Although this is technically true, it’s pretty we’re missing something. Sharks have very little to do with ice cream (at least what we know of them). What we’re dealing with is a confounding variable. When variables are associated with a response but are also related to eachother, that’s when we need to be aware of confounding. What is the confounder here?- summertime. Of course shark attacks increase in the summertime, more people are vacationing and swimming in the oceans which just so happen to be where sharks call home. And what goes better with sharks (I mean, summertime)? Ice cream!

This example is an easy one. No one in their right mind would think that shark attacks increase because of ice cream consumption. The argument that blood thirsty sharks are actually just interested in scoop of butter pecan is shifty at best. So how do you identify a confounder that’s not as blatantly obvious?
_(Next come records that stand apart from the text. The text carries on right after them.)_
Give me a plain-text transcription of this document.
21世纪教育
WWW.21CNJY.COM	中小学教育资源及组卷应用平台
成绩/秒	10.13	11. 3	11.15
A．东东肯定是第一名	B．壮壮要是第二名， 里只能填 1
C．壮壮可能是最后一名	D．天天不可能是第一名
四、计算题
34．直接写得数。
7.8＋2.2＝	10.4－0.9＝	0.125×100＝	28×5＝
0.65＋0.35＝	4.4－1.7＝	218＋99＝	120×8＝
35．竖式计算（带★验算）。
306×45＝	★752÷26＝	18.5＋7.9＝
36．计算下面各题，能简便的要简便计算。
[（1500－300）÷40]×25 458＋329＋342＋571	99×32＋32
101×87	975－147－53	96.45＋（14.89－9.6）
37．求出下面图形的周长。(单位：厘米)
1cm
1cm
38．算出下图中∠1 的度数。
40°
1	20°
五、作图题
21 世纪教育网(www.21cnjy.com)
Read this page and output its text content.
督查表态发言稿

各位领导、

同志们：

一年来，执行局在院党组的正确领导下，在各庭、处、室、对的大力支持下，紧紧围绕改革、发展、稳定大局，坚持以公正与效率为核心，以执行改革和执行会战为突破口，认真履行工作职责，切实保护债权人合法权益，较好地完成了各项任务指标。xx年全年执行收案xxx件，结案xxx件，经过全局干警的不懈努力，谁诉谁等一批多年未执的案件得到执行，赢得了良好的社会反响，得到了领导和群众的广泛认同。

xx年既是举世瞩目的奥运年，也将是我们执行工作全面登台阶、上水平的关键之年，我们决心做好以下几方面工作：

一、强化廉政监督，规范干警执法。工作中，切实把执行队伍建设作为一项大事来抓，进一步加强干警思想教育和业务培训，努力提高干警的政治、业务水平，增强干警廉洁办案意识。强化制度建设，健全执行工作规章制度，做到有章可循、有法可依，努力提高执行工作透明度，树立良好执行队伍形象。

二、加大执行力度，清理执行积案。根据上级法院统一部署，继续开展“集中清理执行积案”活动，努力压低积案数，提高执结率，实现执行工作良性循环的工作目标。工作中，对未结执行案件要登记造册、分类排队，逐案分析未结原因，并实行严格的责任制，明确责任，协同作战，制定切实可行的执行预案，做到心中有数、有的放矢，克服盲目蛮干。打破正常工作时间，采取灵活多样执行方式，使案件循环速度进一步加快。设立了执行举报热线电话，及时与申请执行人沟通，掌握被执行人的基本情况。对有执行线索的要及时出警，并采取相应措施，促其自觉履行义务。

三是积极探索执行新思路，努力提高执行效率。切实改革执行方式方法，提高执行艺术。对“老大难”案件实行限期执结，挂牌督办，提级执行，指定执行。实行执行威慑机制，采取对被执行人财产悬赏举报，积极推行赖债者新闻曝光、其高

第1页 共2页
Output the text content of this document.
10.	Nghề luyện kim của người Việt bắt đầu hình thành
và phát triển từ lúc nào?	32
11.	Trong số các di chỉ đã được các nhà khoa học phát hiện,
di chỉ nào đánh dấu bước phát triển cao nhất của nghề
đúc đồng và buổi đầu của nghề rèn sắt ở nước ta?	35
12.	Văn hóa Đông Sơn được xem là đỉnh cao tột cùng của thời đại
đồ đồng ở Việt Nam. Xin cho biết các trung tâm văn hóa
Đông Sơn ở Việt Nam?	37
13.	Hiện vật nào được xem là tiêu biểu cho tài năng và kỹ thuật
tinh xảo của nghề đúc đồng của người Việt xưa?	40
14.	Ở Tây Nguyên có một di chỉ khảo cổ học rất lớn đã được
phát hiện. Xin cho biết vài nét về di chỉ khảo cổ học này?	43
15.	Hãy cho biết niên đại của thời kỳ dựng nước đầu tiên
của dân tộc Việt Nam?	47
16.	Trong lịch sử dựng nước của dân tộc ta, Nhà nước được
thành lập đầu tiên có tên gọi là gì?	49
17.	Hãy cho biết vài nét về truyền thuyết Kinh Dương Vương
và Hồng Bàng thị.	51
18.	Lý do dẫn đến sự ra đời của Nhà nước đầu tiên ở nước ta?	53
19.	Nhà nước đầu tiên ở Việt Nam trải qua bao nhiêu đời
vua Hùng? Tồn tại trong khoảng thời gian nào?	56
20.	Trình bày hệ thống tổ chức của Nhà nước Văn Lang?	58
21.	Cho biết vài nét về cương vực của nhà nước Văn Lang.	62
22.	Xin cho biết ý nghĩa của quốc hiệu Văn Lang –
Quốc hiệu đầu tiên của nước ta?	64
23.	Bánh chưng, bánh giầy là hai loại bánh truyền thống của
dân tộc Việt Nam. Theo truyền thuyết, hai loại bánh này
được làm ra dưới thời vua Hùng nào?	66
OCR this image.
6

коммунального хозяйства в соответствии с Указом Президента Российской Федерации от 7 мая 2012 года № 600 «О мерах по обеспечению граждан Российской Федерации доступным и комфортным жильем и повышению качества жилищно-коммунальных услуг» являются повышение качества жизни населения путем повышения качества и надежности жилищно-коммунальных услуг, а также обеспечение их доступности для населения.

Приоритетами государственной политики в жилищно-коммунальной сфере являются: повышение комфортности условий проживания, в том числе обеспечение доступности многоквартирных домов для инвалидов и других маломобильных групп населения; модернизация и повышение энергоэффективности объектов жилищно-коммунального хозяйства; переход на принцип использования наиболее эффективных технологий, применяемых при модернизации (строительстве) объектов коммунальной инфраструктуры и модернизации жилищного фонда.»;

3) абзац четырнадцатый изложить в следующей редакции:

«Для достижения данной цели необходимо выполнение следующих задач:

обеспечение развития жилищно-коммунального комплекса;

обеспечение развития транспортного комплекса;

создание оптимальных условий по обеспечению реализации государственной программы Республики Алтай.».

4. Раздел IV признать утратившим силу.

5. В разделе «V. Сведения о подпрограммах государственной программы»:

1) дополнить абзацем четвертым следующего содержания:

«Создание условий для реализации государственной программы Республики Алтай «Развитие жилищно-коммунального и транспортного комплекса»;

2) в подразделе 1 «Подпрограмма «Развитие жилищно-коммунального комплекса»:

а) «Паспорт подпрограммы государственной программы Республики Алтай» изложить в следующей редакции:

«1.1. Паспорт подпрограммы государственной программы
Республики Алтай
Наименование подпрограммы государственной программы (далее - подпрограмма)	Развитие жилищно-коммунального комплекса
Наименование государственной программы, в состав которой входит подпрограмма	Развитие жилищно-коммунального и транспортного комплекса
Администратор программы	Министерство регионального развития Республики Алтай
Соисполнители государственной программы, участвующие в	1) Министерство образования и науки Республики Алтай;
That’s when we deal with something called a lurking variable. A lurking variable isn’t something that you measured in your analysis, meaning it can sneak up and ruin everything if you don’t identify it. Let’s take our same example of sharks being attracted to ice cream. What if we found out that the lurking variable is a type of fish that hates hot weather and migrates north in the summertime. This fish happens to feed the shark population along some of the busiest beaches along the coast. These observed sharks are hungry because their usual prey has migrated for the season, leaving only humans whose bellies are full of ice cream to chow down on. A wild example, but still, an example of a lurking variable nonetheless.

So how do you avoid this madness that occurs under your nose during these analyses? You try to control for as many of these factors as possible. Look at only one beach, during the same 2 months of the year every year. Take into account the weather patterns, the populations that visit the beach, whether there was a World Series that happened during that time. How many new hotels were built, the local factories dumping their toxic waste in the ocean- any and all variables that could impact your data deserve recognition if not inclusion in your findings. It’s not always possible to account and control for all of these variables. Predictions based on samples can always be wrong due to these influencing relationships we don’t see. But that allows us to catch them later.

When performing your analysis or regression or any EDA, it is important to understand if the variables you are using to observe a response or outcome are associated with eachother or not. This will heavily impact your findings and could lead you to make a mistake that leads to ice cream being banned from any beaches that may have sharks around.